Heureusement, ils n'étaient qu'à cinq minutes du refuge qu'ils avaient réservé pour la nuit. Bien qu'Eddy souffrait du vertige, prendre un peu de hauteur ne faisait jamais de mal. Cependant, Tarik reconnut que pour cette randonnée, Eddy n'avait cessé de les prévenir de sa difficulté. L'air était lourd et l'oxygène rare mais la vue en valait vraiment la peine.

Comble de l'ironie, à quelques minutes de l'arrivée et l'accueil par un guide, de gros nuages lourds, noirs et menaçant envahirent dangereusement le ciel. Tarik la regarda. Non, elle ne semblait pas se faire du souci. Après tout, comme Manon des Sources, elle connaissait la montagne.

« Bienvenue, et surtout félicitation pour votre ascension ! Ne vous faîtes pas de mauvais sang pour cet orage qui devrait très vite se dissiper et être remplacé par un sublime couché de soleil. ». La disponibilité du guide leur fit le plus grand bien. Pour ce soir, un repas local mijotait déjà, et ils n'avaient donc plus qu'à prendre leur douche, soigner leurs ampoules et souffler.

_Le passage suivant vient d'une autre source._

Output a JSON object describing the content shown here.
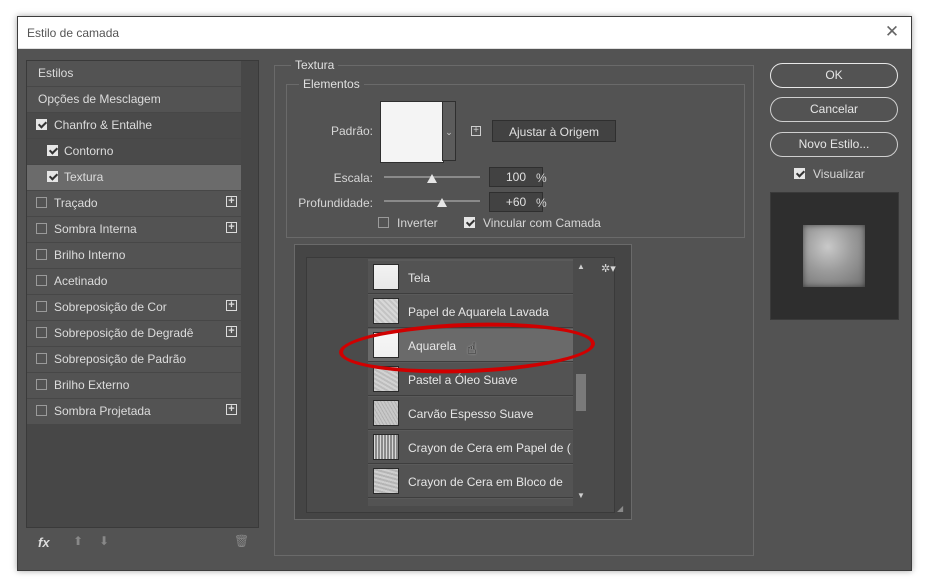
{
  "window": {
    "title": "Estilo de camada",
    "close_glyph": "✕"
  },
  "left_panel": {
    "items": [
      {
        "label": "Estilos",
        "checkbox": null,
        "plus": false
      },
      {
        "label": "Opções de Mesclagem",
        "checkbox": null,
        "plus": false
      },
      {
        "label": "Chanfro & Entalhe",
        "checkbox": true,
        "plus": false
      },
      {
        "label": "Contorno",
        "checkbox": true,
        "plus": false
      },
      {
        "label": "Textura",
        "checkbox": true,
        "plus": false
      },
      {
        "label": "Traçado",
        "checkbox": false,
        "plus": true
      },
      {
        "label": "Sombra Interna",
        "checkbox": false,
        "plus": true
      },
      {
        "label": "Brilho Interno",
        "checkbox": false,
        "plus": false
      },
      {
        "label": "Acetinado",
        "checkbox": false,
        "plus": false
      },
      {
        "label": "Sobreposição de Cor",
        "checkbox": false,
        "plus": true
      },
      {
        "label": "Sobreposição de Degradê",
        "checkbox": false,
        "plus": true
      },
      {
        "label": "Sobreposição de Padrão",
        "checkbox": false,
        "plus": false
      },
      {
        "label": "Brilho Externo",
        "checkbox": false,
        "plus": false
      },
      {
        "label": "Sombra Projetada",
        "checkbox": false,
        "plus": true
      }
    ],
    "footer": {
      "fx": "fx",
      "up": "⬆",
      "down": "⬇",
      "trash": "🗑"
    }
  },
  "texture": {
    "group_title": "Textura",
    "subgroup_title": "Elementos",
    "pattern_label": "Padrão:",
    "snap_button": "Ajustar à Origem",
    "scale_label": "Escala:",
    "scale_value": "100",
    "scale_unit": "%",
    "scale_fraction": 0.5,
    "depth_label": "Profundidade:",
    "depth_value": "+60",
    "depth_unit": "%",
    "depth_fraction": 0.6,
    "invert_label": "Inverter",
    "invert_checked": false,
    "link_label": "Vincular com Camada",
    "link_checked": true
  },
  "pattern_list": {
    "items": [
      {
        "name": "Tela",
        "selected": false
      },
      {
        "name": "Papel de Aquarela Lavada",
        "selected": false
      },
      {
        "name": "Aquarela",
        "selected": true
      },
      {
        "name": "Pastel a Óleo Suave",
        "selected": false
      },
      {
        "name": "Carvão Espesso Suave",
        "selected": false
      },
      {
        "name": "Crayon de Cera em Papel de (",
        "selected": false
      },
      {
        "name": "Crayon de Cera em Bloco de",
        "selected": false
      }
    ],
    "gear_glyph": "✲▾",
    "highlight_color": "#d00000"
  },
  "actions": {
    "ok": "OK",
    "cancel": "Cancelar",
    "new_style": "Novo Estilo...",
    "preview_label": "Visualizar",
    "preview_checked": true
  }
}
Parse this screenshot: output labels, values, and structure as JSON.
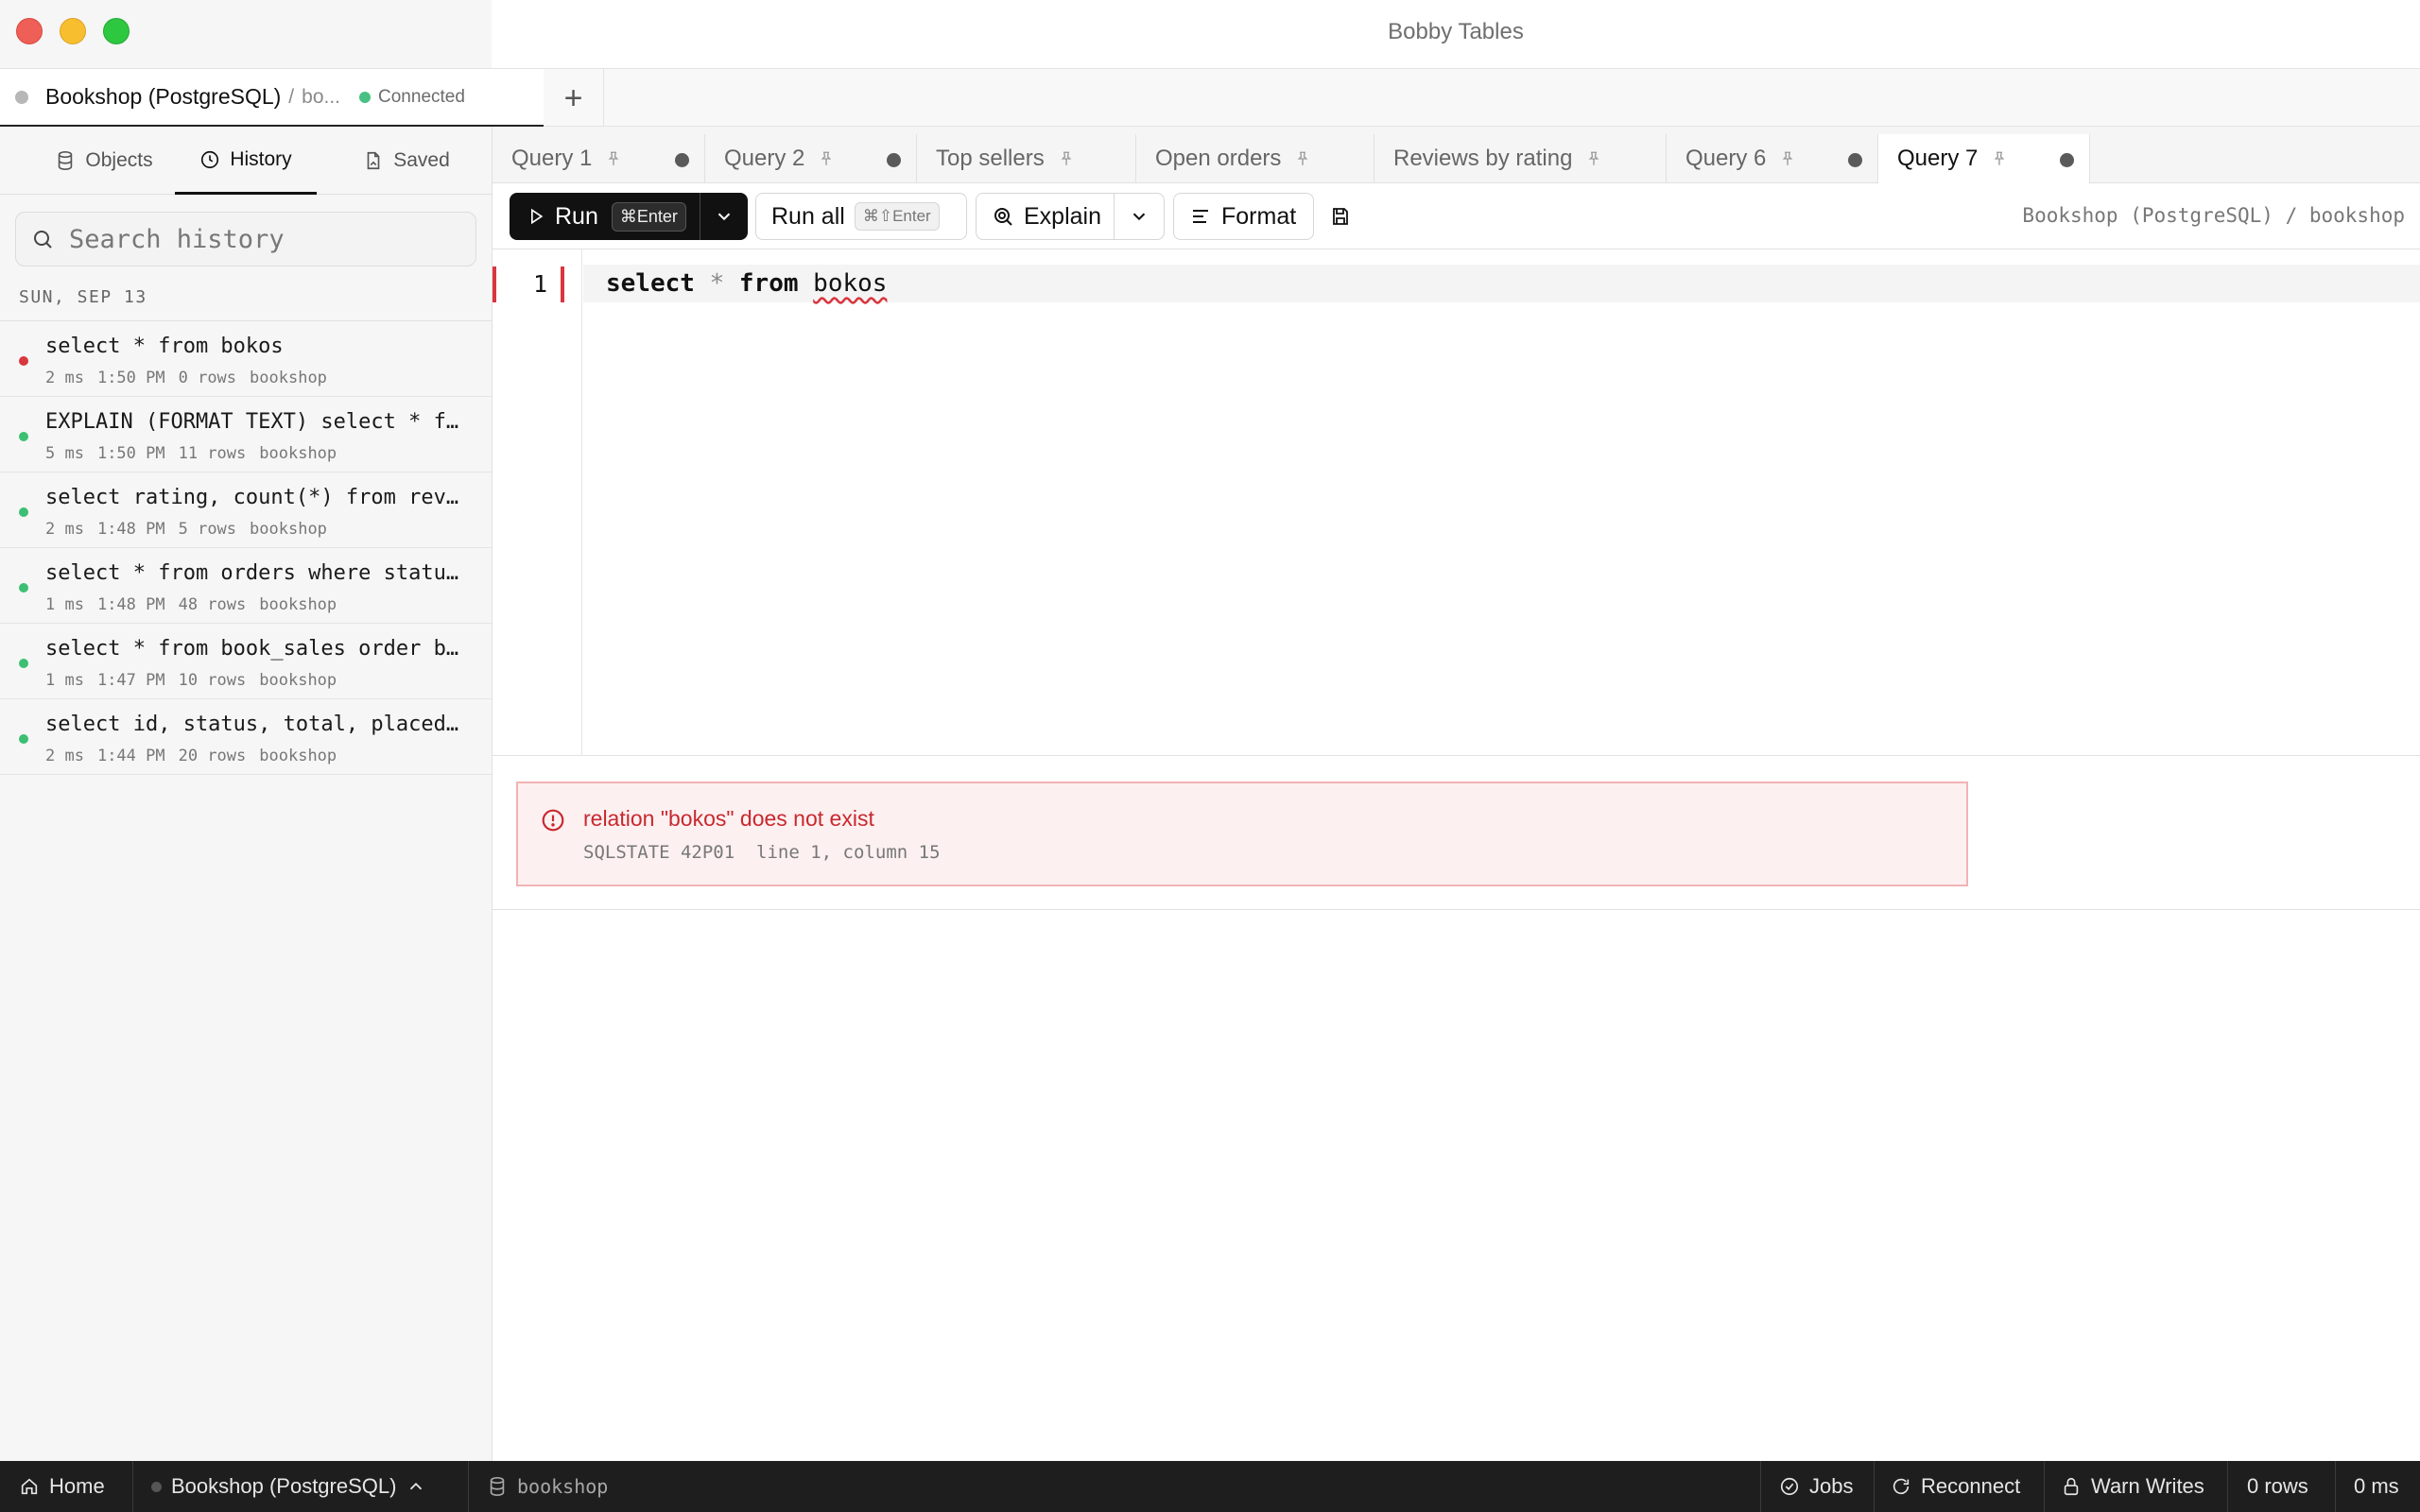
{
  "window": {
    "title": "Bobby Tables"
  },
  "connection_tab": {
    "name": "Bookshop (PostgreSQL)",
    "separator": "/",
    "database": "bo...",
    "status": "Connected",
    "add_label": "+"
  },
  "sidebar": {
    "tabs": [
      {
        "label": "Objects",
        "icon": "database-icon"
      },
      {
        "label": "History",
        "icon": "clock-icon",
        "active": true
      },
      {
        "label": "Saved",
        "icon": "saved-file-icon"
      }
    ],
    "search_placeholder": "Search history",
    "date_header": "SUN, SEP 13",
    "history": [
      {
        "query": "select * from bokos",
        "duration": "2 ms",
        "time": "1:50 PM",
        "rows": "0 rows",
        "db": "bookshop",
        "status": "error"
      },
      {
        "query": "EXPLAIN (FORMAT TEXT) select * f…",
        "duration": "5 ms",
        "time": "1:50 PM",
        "rows": "11 rows",
        "db": "bookshop",
        "status": "ok"
      },
      {
        "query": "select rating, count(*) from rev…",
        "duration": "2 ms",
        "time": "1:48 PM",
        "rows": "5 rows",
        "db": "bookshop",
        "status": "ok"
      },
      {
        "query": "select * from orders where statu…",
        "duration": "1 ms",
        "time": "1:48 PM",
        "rows": "48 rows",
        "db": "bookshop",
        "status": "ok"
      },
      {
        "query": "select * from book_sales order b…",
        "duration": "1 ms",
        "time": "1:47 PM",
        "rows": "10 rows",
        "db": "bookshop",
        "status": "ok"
      },
      {
        "query": "select id, status, total, placed…",
        "duration": "2 ms",
        "time": "1:44 PM",
        "rows": "20 rows",
        "db": "bookshop",
        "status": "ok"
      }
    ]
  },
  "query_tabs": [
    {
      "label": "Query 1",
      "modified": true
    },
    {
      "label": "Query 2",
      "modified": true
    },
    {
      "label": "Top sellers",
      "modified": false
    },
    {
      "label": "Open orders",
      "modified": false
    },
    {
      "label": "Reviews by rating",
      "modified": false
    },
    {
      "label": "Query 6",
      "modified": true
    },
    {
      "label": "Query 7",
      "modified": true,
      "active": true
    }
  ],
  "toolbar": {
    "run_label": "Run",
    "run_shortcut": "⌘Enter",
    "run_all_label": "Run all",
    "run_all_shortcut": "⌘⇧Enter",
    "explain_label": "Explain",
    "format_label": "Format",
    "connection_path": "Bookshop (PostgreSQL) / bookshop"
  },
  "editor": {
    "line_number": "1",
    "tokens": {
      "kw1": "select",
      "op": "*",
      "kw2": "from",
      "ident": "bokos"
    }
  },
  "error": {
    "message": "relation \"bokos\" does not exist",
    "sqlstate": "SQLSTATE 42P01",
    "location": "line 1, column 15"
  },
  "statusbar": {
    "home": "Home",
    "connection": "Bookshop (PostgreSQL)",
    "database": "bookshop",
    "jobs": "Jobs",
    "reconnect": "Reconnect",
    "warn_writes": "Warn Writes",
    "rows": "0 rows",
    "time": "0 ms"
  }
}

« Merci beaucoup ! Si nous rencontrons quelconques difficultés, nous vous contacterons. », rassura-t-elle le guide alors que ce dernier était déjà sur le départ. Puis, quand il claqua la porte, elle commençait déjà à se déshabiller sans gêne devant Tarik et Eddy : « Étant la seule fille du groupe et la personne la plus chère à vos yeux, je vais sans négociations à la douche ! ».

De toute façon, Tarik et Eddy savaient qu'ils ne pouvaient pas parlementer avec elle. De fait, quand elle avait une idée en tête, il était impossible de la déloger. Alors, ils débarrassèrent sans rechigner les sacs. Tout de suite, Tarik sentait qu'Eddy le regardait.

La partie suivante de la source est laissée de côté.